- Directed by: Géza von Cziffra
- Written by: Géza von Cziffra
- Starring: Angelika Hauff Rudolf Prack Hermann Erhardt
- Cinematography: Hans Schneeberger
- Music by: Hanns Elin Anton Profes
- Production company: Löwen-Filmproduktion
- Distributed by: Prisma
- Release date: 8 October 1948;
- Running time: 88 minutes
- Country: Austria
- Language: German

= The Queen of the Landstrasse =

1948 film

The Queen of the Landstrasse (German: Königin der Landstrasse) is a 1948 Austrian romance film directed by Géza von Cziffra and starring Angelika Hauff, Rudolf Prack and Hermann Erhardt.

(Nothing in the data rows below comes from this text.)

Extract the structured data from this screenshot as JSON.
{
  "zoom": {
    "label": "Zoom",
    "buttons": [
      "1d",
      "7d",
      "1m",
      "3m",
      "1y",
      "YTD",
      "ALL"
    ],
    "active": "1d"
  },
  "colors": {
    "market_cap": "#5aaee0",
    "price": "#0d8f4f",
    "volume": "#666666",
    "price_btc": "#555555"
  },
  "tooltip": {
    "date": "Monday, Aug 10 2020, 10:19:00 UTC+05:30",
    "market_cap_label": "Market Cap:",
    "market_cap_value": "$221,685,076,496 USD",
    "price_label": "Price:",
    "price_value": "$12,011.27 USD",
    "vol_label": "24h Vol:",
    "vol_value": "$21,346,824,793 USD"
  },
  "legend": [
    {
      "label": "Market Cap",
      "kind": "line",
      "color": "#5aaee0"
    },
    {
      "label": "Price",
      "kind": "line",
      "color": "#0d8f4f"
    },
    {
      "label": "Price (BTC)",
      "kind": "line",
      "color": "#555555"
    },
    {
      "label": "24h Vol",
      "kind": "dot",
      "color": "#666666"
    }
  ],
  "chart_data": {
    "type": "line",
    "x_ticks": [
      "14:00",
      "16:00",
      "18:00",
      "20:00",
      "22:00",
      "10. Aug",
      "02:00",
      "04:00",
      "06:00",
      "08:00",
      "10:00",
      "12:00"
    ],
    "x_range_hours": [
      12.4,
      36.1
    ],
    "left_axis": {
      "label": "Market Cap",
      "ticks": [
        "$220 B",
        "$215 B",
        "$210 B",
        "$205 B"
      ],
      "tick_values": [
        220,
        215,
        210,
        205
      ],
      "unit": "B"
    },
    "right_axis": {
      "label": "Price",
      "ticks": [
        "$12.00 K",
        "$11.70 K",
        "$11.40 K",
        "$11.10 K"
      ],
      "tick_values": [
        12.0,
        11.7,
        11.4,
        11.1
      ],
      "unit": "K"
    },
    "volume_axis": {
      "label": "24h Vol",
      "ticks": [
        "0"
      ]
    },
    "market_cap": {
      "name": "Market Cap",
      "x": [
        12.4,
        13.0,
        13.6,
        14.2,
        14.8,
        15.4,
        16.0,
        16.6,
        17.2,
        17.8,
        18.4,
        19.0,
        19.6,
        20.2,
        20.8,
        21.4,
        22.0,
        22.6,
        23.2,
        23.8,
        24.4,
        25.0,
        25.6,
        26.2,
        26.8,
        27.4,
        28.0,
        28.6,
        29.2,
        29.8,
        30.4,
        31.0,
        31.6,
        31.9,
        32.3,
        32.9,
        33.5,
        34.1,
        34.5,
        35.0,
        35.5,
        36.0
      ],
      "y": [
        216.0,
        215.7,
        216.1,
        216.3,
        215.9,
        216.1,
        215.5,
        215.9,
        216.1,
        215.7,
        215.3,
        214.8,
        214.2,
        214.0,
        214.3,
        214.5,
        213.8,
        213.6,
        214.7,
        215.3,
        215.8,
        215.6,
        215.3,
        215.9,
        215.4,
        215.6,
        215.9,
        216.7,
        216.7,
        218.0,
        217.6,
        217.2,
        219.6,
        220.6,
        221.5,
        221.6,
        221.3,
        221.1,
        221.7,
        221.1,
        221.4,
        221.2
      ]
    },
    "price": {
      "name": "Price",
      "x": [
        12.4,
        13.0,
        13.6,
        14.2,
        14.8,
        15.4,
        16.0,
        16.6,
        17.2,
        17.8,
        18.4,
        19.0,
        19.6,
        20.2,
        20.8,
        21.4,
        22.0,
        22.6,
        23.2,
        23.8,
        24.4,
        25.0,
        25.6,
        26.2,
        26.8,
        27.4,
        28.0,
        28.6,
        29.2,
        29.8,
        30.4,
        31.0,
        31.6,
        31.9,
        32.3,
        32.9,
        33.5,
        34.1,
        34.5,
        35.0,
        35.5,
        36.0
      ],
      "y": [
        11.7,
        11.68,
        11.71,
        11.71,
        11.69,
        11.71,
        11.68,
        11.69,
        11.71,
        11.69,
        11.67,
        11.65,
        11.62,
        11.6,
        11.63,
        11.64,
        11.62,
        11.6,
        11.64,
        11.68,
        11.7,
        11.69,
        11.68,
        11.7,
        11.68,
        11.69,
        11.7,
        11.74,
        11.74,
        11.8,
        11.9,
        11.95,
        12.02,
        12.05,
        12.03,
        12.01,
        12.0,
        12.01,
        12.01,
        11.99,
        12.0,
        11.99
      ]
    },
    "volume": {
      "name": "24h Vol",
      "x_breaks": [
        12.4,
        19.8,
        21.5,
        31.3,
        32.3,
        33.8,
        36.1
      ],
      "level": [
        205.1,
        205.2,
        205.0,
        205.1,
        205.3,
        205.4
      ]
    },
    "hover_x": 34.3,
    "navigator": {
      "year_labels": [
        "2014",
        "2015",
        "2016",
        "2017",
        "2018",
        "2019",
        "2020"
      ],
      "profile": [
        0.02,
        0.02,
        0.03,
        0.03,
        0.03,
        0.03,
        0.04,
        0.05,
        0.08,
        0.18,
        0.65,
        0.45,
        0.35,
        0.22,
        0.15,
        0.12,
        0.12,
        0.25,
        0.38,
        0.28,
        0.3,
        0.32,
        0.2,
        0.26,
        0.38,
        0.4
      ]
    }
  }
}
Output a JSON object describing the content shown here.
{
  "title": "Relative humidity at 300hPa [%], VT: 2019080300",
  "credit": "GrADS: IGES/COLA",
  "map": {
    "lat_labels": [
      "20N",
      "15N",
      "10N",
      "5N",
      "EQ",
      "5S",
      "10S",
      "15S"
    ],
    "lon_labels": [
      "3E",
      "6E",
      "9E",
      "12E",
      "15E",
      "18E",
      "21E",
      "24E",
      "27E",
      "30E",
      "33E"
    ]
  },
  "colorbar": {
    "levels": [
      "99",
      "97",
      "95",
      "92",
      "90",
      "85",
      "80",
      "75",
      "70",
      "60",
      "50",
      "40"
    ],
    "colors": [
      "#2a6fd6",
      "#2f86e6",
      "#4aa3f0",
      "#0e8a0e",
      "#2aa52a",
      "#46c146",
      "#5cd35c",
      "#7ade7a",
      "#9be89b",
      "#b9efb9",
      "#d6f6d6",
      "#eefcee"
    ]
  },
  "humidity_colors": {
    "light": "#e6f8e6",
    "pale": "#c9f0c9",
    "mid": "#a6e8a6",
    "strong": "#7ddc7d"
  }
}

The film's sets were designed by art director Fritz Jüptner-Jonstorff.

==Cast==
- Angelika Hauff as Flora Giebel genannt "Lulu"
- Rudolf Prack as Michael von Dornberg
- Hermann Erhardt as Johannes Giebel
- Ditta Donnah as Nellie Giebel
- Albin Skoda as Alfredo
- Karl Skraup as Niko
- Dagny Servaes as Regina von Dornberg, Michaels Tante
- Karl Günther
- Petra Trautmann as Gaby

== Bibliography ==
- Robert Dassanowsky. Austrian Cinema: A History. McFarland, 2005.